When will employers learn? They keep classifying retail Store Managers and Assistant Managers as exempt, when these workers are often misclassified, not intentionally, but because the nature of their duties often tends to undermine the primary duty test and render them non-exempt. Another example is a recent case where Store Managers have been granted conditional certification in their FLSA collective action. The case is entitled Spack et al. v. Trans World Entertainment Corp. and was filed in federal court in the Northern District of New York.
The plaintiffs can now send out notices to current and former store managers so they might opt in to the case. The plaintiffs also want a class of Assistant Managers for alleged off the clock work. The Company, however, won that round, convincing the Judge that it was too soon to certify such a class, asserting that it had not yet been ascertained if these workers were non-exempt, which would allow them to make these claims.
The Judge appeared to reserve decision on a combined class and also indicated that the class could also be de-certified. The Court stated that “should additional discovery demonstrate the existence of significant differences between the SMs or between the SMs and SAMs, the court can choose to deny any future motion seeking conditional collective certification of the SAMs, or, at the second stage of the analysis, decertify the collective.”

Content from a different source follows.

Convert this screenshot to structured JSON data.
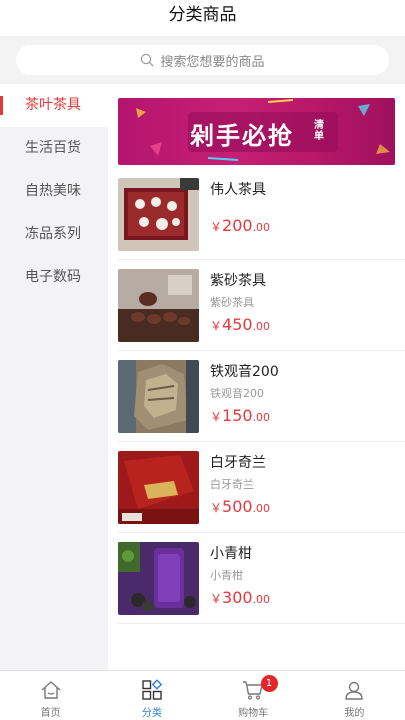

The plaintiffs met the “modest” burden at this conditional stage by submitting twelve Certifications from opt-in plaintiffs who claimed they worked 50-70 hours per week and spent the vast majority of their time performing non-exempt, low-level tasks that were not managerial in nature. The Company also submitted statements from managers that showed they performed managerial (i.e. exempt) work and tried to undermine the plaintiffs’ statements but the Court would not allow these manager statements to bear the weight that the Company urged they should be accorded.
My advice to employers is to test the duties of their management personnel, especially lower level managers, against the criteria in the FLSA regulations. This can be done via a “self-audit” or internal audit, of which I have conducted dozens. You also need to check the law of the particular state in which the controversy may be litigated, as the state law may be tougher than the FLSA standards, such as in California or New York.